In 2000, Barack Obama tried to pick off Rep. Bobby Rush. He went down in flames in that Democratic Primary.
In 2004, Barack Obama beat Jack Ryan, but only did so after Ryan dropped out. Associates close to Obama were able to dribble out the sordid details of Ryan’s divorce and perversions. Alan Keyes stepped in to fully make a joke of the Illinois Republican Party.
In 2008, Barack Obama ran against John McCain, a man who suspended his campaign right at the height of election season to do something no one seemed to understand who seemed to covet the Republican nomination for vindication much more than he coveted actually winning the White House. The seat Obama had won in 2006 flipped back to Republican hands.
Between his election and now, Barack Obama had the House and Senate, did nothing to improve the economy, caved in to Republican demands, grandstanded at the Olympics meeting only to see Chicago lose out, campaigned for Democrats in Virgina, Massachusetts, New Jersey and elsewhere only to have them lose, and has routinely overplayed his hand in office.
That is, in fact, Barack Obama’s true pattern behind the hype and myth. He overplays his hand and has his spin machine convince the Washingto Press Corps that it was all intentional and his campaign team are geniuses.

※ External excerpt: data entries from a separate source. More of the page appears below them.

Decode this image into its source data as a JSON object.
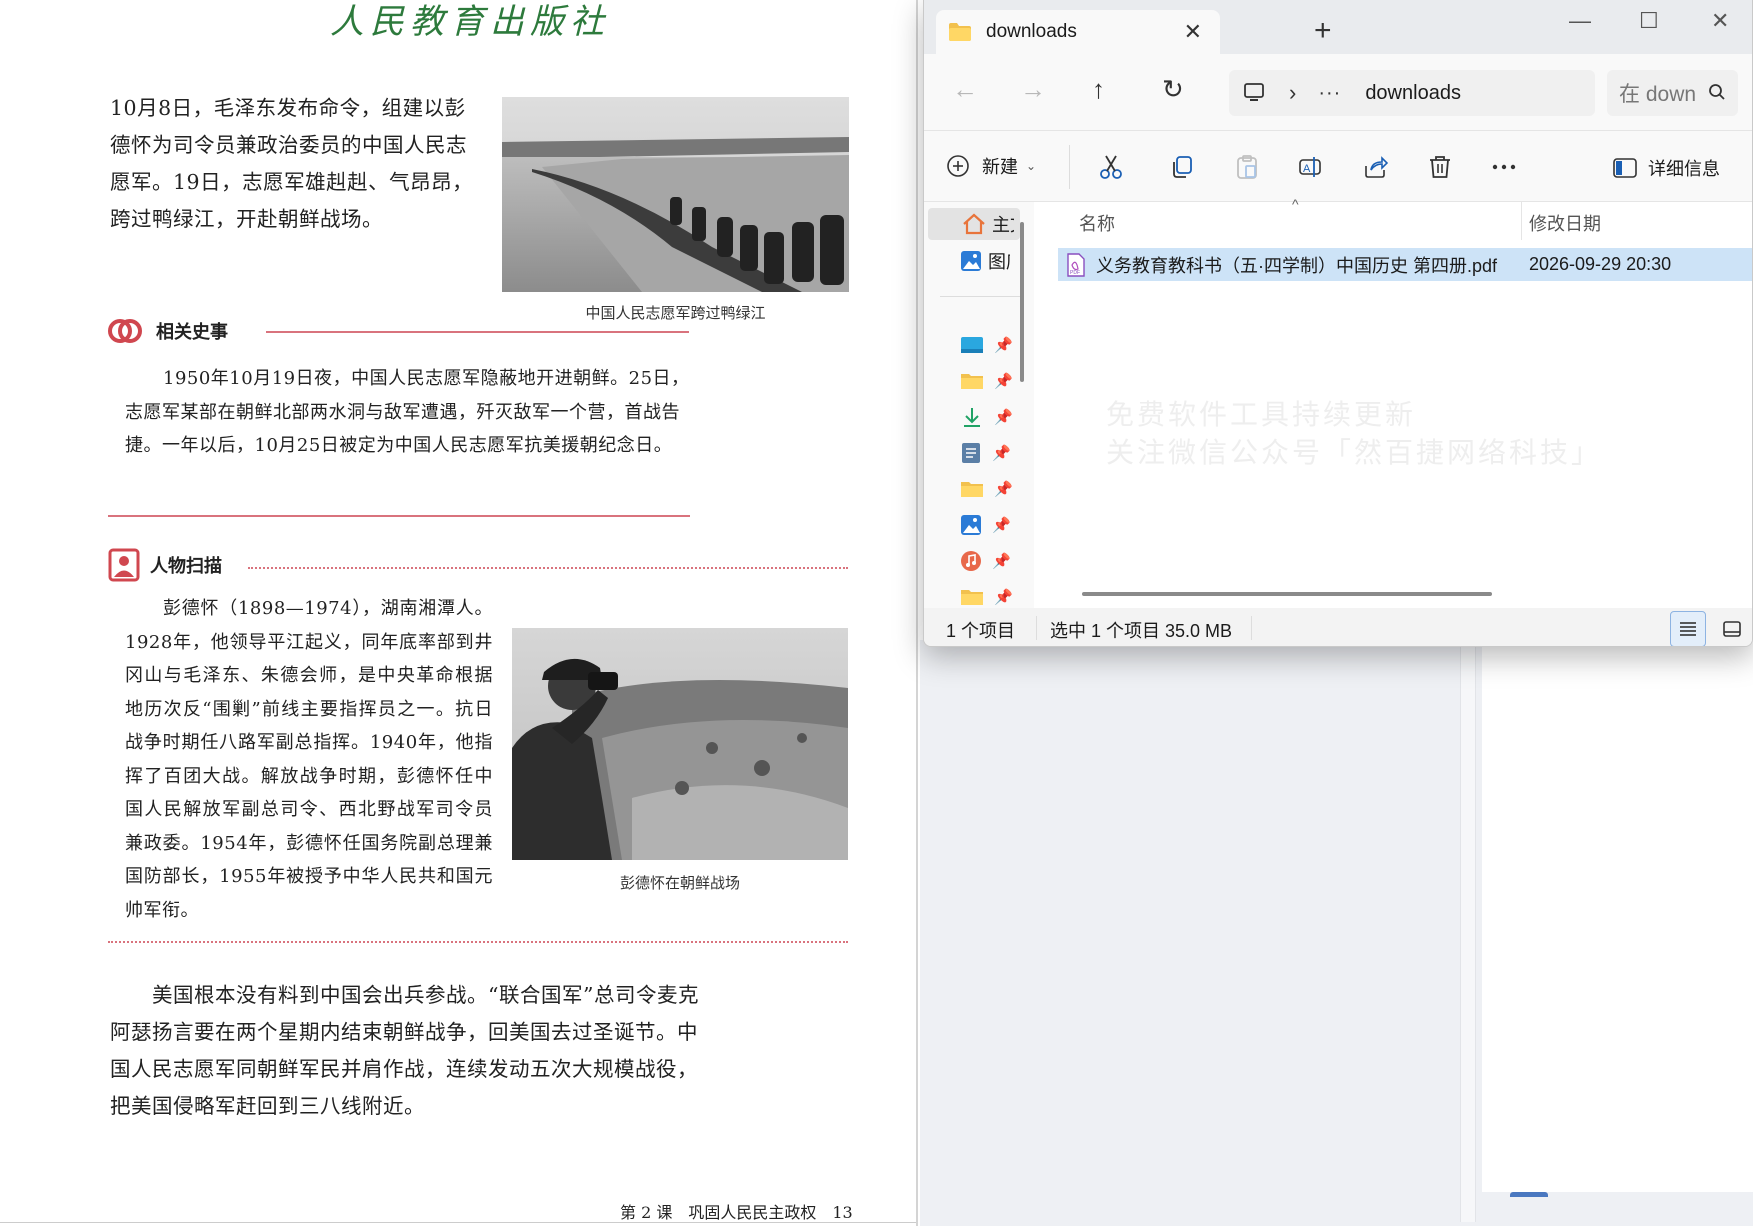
{
  "pdf": {
    "publisher": "人民教育出版社",
    "intro": "10月8日，毛泽东发布命令，组建以彭德怀为司令员兼政治委员的中国人民志愿军。19日，志愿军雄赳赳、气昂昂，跨过鸭绿江，开赴朝鲜战场。",
    "photo1_caption": "中国人民志愿军跨过鸭绿江",
    "related_history": {
      "title": "相关史事",
      "text": "1950年10月19日夜，中国人民志愿军隐蔽地开进朝鲜。25日，志愿军某部在朝鲜北部两水洞与敌军遭遇，歼灭敌军一个营，首战告捷。一年以后，10月25日被定为中国人民志愿军抗美援朝纪念日。"
    },
    "person_scan": {
      "title": "人物扫描",
      "text": "彭德怀（1898—1974），湖南湘潭人。1928年，他领导平江起义，同年底率部到井冈山与毛泽东、朱德会师，是中央革命根据地历次反“围剿”前线主要指挥员之一。抗日战争时期任八路军副总指挥。1940年，他指挥了百团大战。解放战争时期，彭德怀任中国人民解放军副总司令、西北野战军司令员兼政委。1954年，彭德怀任国务院副总理兼国防部长，1955年被授予中华人民共和国元帅军衔。"
    },
    "photo2_caption": "彭德怀在朝鲜战场",
    "closing": "美国根本没有料到中国会出兵参战。“联合国军”总司令麦克阿瑟扬言要在两个星期内结束朝鲜战争，回美国去过圣诞节。中国人民志愿军同朝鲜军民并肩作战，连续发动五次大规模战役，把美国侵略军赶回到三八线附近。",
    "footer": "第 2 课　巩固人民民主政权　13"
  },
  "explorer": {
    "tab_title": "downloads",
    "address": {
      "more": "···",
      "current": "downloads"
    },
    "search_placeholder": "在 downloads 中搜索",
    "commands": {
      "new_label": "新建",
      "details_label": "详细信息"
    },
    "nav": {
      "home_label": "主文件夹",
      "gallery_label": "图库",
      "pinned_icons": [
        "desktop-icon",
        "folder-icon",
        "download-icon",
        "documents-icon",
        "folder-icon",
        "pictures-icon",
        "music-icon",
        "folder-icon"
      ]
    },
    "columns": {
      "name": "名称",
      "date": "修改日期"
    },
    "files": [
      {
        "name": "义务教育教科书（五·四学制）中国历史 第四册.pdf",
        "modified": "2026-09-29 20:30",
        "icon": "pdf-file-icon"
      }
    ],
    "watermark": {
      "line1": "免费软件工具持续更新",
      "line2": "关注微信公众号「然百捷网络科技」"
    },
    "status": {
      "count": "1 个项目",
      "selection": "选中 1 个项目  35.0 MB"
    }
  }
}
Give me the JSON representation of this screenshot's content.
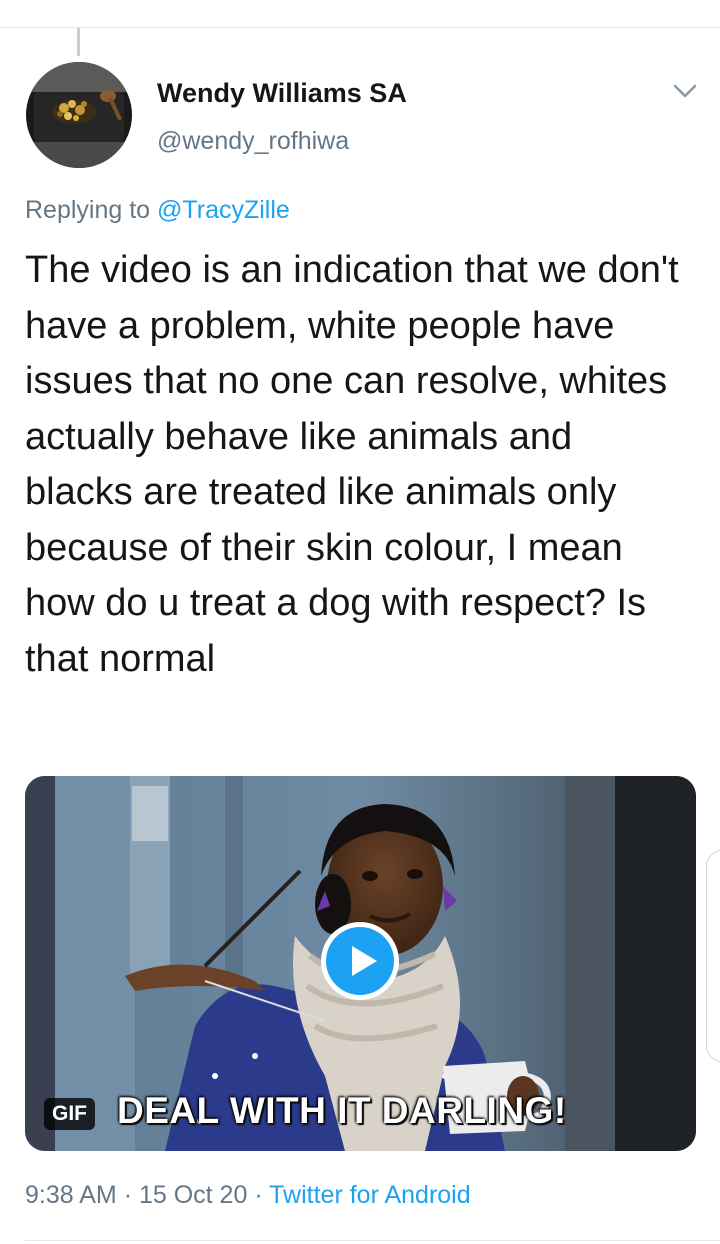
{
  "author": {
    "display_name": "Wendy Williams SA",
    "handle": "@wendy_rofhiwa",
    "avatar_icon": "avatar-food-photo"
  },
  "reply": {
    "prefix": "Replying to",
    "mention": "@TracyZille"
  },
  "tweet": {
    "text": "The video is an indication that we don't have a problem, white people have issues that no one can resolve, whites actually behave like animals and blacks are treated like animals only because of their skin colour, I mean how do u treat a dog with respect? Is that normal"
  },
  "media": {
    "badge": "GIF",
    "caption": "DEAL WITH IT DARLING!",
    "play_icon": "play-icon"
  },
  "meta": {
    "time": "9:38 AM",
    "separator": "·",
    "date": "15 Oct 20",
    "source": "Twitter for Android"
  },
  "colors": {
    "accent": "#1da1f2",
    "secondary_text": "#657786",
    "primary_text": "#14171a",
    "divider": "#e1e8ed"
  }
}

The only thing is — they aren’t.
Consider Jim Messina, the Obama campaign manager. He released a video to supporters that reeks of a quiet desperation for calm in the face of panic. He says, in part,
“We’re actually ahead of where we were at this point last time around. Remember summer of 2008? Folks don’t remember it this way, but in May and June 2008, a lot of polls were saying we would never pull it off. In fact, eight different national polls had us anywhere from neck-and-neck to down a few points.”
Jim Geraghty notes that nothing could be further from the truth. The Obama campaign, by June of 2008, was ahead in every released poll.
Campaigns and people are fickle. No doubt at some point the Romney campaign will have a worse week than Barack Obama. But for everyone wondering right now how such a well polished and brilliant campaign team could have such a bad series of consecutive weeks the answer is simple. They never were the brilliant, well polished campaign team they’ve claimed to be.